2 sources · single source
- A data analysis by Epoch AI reports a 3.5× increase in high- and critical-severity CVEs disclosed in June 2026 compared to prior records.
- The spike coincides with Anthropic’s April 2026 announcement that its Claude Mythos Preview model could autonomously discover software vulnerabilities.
- Epoch AI notes the increase may partly reflect heightened interest in vulnerability discovery rather than a direct causal effect.
- The analysis focuses on disclosures from 21 notable organizations, including Microsoft, Google, Apple, and AWS.

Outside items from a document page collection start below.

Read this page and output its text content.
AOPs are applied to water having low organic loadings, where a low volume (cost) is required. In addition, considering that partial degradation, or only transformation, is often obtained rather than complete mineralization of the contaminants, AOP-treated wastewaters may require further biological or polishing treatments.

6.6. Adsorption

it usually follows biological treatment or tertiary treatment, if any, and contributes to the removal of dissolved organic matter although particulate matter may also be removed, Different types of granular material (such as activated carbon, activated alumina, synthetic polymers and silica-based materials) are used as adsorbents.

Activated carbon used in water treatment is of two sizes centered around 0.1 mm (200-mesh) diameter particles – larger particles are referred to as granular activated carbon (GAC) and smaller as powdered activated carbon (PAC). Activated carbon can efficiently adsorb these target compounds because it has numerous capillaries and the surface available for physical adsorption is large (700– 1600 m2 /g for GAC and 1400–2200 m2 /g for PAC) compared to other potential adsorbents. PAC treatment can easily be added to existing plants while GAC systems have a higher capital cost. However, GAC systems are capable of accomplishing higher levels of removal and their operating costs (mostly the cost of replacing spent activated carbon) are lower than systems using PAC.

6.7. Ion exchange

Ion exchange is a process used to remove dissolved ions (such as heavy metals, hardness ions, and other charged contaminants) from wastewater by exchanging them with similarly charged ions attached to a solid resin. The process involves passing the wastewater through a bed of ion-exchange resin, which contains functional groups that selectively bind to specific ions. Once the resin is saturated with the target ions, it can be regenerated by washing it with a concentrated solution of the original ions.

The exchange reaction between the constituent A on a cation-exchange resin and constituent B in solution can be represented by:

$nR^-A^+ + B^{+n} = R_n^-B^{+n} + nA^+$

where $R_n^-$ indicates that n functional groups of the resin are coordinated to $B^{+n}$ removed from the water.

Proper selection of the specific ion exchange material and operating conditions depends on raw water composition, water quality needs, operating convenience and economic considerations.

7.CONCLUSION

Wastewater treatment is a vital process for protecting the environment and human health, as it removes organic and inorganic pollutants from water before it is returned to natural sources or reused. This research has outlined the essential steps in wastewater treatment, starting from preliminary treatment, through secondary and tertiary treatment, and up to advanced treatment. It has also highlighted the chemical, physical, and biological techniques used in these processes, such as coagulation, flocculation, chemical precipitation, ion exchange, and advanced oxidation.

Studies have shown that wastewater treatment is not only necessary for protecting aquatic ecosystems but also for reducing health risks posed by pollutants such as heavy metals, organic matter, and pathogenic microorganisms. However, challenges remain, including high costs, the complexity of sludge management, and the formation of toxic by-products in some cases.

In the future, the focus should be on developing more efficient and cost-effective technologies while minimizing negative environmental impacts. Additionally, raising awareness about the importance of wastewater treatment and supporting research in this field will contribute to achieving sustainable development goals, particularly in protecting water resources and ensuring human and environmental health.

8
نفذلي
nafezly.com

Epoch AI’s data insight reports that organizations disclosed approximately 1,300 high- and critical-severity Common Vulnerabilities and Exposures (CVEs) in June 2026, a figure roughly 3.5 times higher than the previous monthly record before Anthropic’s April 2026 announcement of Claude Mythos Preview.
The analysis centers on vulnerability disclosures from 21 notable organizations, including Microsoft, Google, Apple, Adobe, Oracle, Cisco, IBM, Red Hat, Intel, AMD, NVIDIA, Qualcomm, Samsung, SAP, Amazon (AWS), VMware (Broadcom), GitHub, Linux, Mozilla, Apache, and OpenSSL. Epoch AI excludes submissions from less reputable sources to avoid noise.
The report notes that Anthropic’s Project Glasswing, a collaborative effort involving partners such as Microsoft, Google, Apple, and AWS, claims to have identified over 10,000 high- or critical-severity vulnerabilities since its commencement, many of which have not been individually disclosed. OpenAI is also reported to be undertaking similar efforts with its Daybreak product.
Epoch AI emphasizes that its figures are based on publicly disclosed vulnerabilities and do not include discovered but undisclosed vulnerabilities. The analysis acknowledges that while increased feasibility of discovery due to AI tools may contribute to the spike, the rise in disclosures could also stem from heightened interest in bug discovery.
The data visualization and underlying CSV dataset are available for public use under a Creative Commons BY license, with the analysis authored by Luke Emberson and published on July 2, 2026.